The article contains plenty of numbers about CIC, the Chinese sovereign wealth fund, and biographical detail about Lou.

The tragedy of Yao’s left foot

Yao Ming will sit out the rest of the season and is at risk of underperforming at the Olympics. At Shanghai Scrap, Adam Minter blames overwork: several years of full NBA seasons plus duties for China's national team that Yao is required to perform as a patriotic athlete:

The tragedy in this - for both China and the Houston Rockets - is that Yao’s laudable efforts to please both masters has resulted in an injury that will disappoint both. The Rockets are in the midst of their best run of Yao’s NBA career, and I think it unlikely that they’ll be able to repeat it. Likewise, China’s Olympic basketball team was not expected to win in Beijing, but it surely expected to place well, and Yao’s (presumably) superb play was the key. Now it’s not even clear that Yao will play in the Olympics. But if he does manage to appear, he’ll be doing it with all of the rust that accompanies rehab from a major injury, and his team and country will suffer for it.

Mao and the marriage counselor

Jeremiah at the Granite Studio compares the Hundred Flowers Movement to a manipulative marriage spat:

Like a lot of marriages, Mao and the Party were in a bit of a rut, the passion was gone, they were missing the ZazaZoom. Not completely sure how best to rekindle the spark, Mao fell into a pattern that any $150/hour marriage counselor would quickly identify as "passive-aggressive."

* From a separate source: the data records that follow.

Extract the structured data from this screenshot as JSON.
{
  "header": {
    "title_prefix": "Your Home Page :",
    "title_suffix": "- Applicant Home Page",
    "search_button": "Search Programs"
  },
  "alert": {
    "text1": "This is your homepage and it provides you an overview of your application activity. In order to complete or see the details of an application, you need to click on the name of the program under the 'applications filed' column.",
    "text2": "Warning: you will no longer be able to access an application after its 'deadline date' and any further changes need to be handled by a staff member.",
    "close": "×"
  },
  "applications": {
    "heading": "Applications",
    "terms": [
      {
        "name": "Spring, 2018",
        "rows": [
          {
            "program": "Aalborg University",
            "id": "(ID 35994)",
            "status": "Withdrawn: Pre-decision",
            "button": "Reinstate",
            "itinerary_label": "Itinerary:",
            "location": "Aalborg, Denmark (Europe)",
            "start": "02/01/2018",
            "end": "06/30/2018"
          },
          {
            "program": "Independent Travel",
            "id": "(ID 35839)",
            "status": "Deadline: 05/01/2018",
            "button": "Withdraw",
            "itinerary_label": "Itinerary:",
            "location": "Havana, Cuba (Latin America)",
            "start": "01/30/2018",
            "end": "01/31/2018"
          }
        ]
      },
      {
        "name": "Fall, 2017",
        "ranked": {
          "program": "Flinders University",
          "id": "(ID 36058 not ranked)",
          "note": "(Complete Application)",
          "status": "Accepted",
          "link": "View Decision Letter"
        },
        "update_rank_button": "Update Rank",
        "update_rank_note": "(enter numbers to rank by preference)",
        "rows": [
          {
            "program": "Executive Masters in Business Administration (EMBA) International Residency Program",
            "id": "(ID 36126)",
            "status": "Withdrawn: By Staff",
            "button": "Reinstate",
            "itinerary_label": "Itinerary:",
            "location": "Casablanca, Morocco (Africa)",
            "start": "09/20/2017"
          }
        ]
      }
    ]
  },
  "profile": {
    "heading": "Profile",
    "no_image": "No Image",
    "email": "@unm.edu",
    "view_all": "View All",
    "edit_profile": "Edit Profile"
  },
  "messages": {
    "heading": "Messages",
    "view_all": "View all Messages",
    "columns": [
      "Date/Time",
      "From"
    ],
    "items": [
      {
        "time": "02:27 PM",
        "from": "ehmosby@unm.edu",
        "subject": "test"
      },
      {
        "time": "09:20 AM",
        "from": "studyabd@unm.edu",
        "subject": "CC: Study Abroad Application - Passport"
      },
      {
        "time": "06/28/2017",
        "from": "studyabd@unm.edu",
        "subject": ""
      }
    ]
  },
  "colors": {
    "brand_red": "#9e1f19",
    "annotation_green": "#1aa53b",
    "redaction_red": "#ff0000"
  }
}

First of all, his speech relied on the oft-used but fatally flawed strategy of fishing for compliments. In essence, he asked "You don’t really love me that much, do you?" — confident in his heart that there could be but one correct answer: "Yes, of course! Of course we love you Mao…"

First Yunnan - Vietnam highway completed

GoKunming.com reports:

The highway linking the town of Xinjie in Hekou County in southeastern Yunnan province with Lao Cai province in northern Vietnam was opened yesterday, marking completion of the first highway linking Yunnan with a neighboring country from the Association of Southeast Asian Nations (ASEAN).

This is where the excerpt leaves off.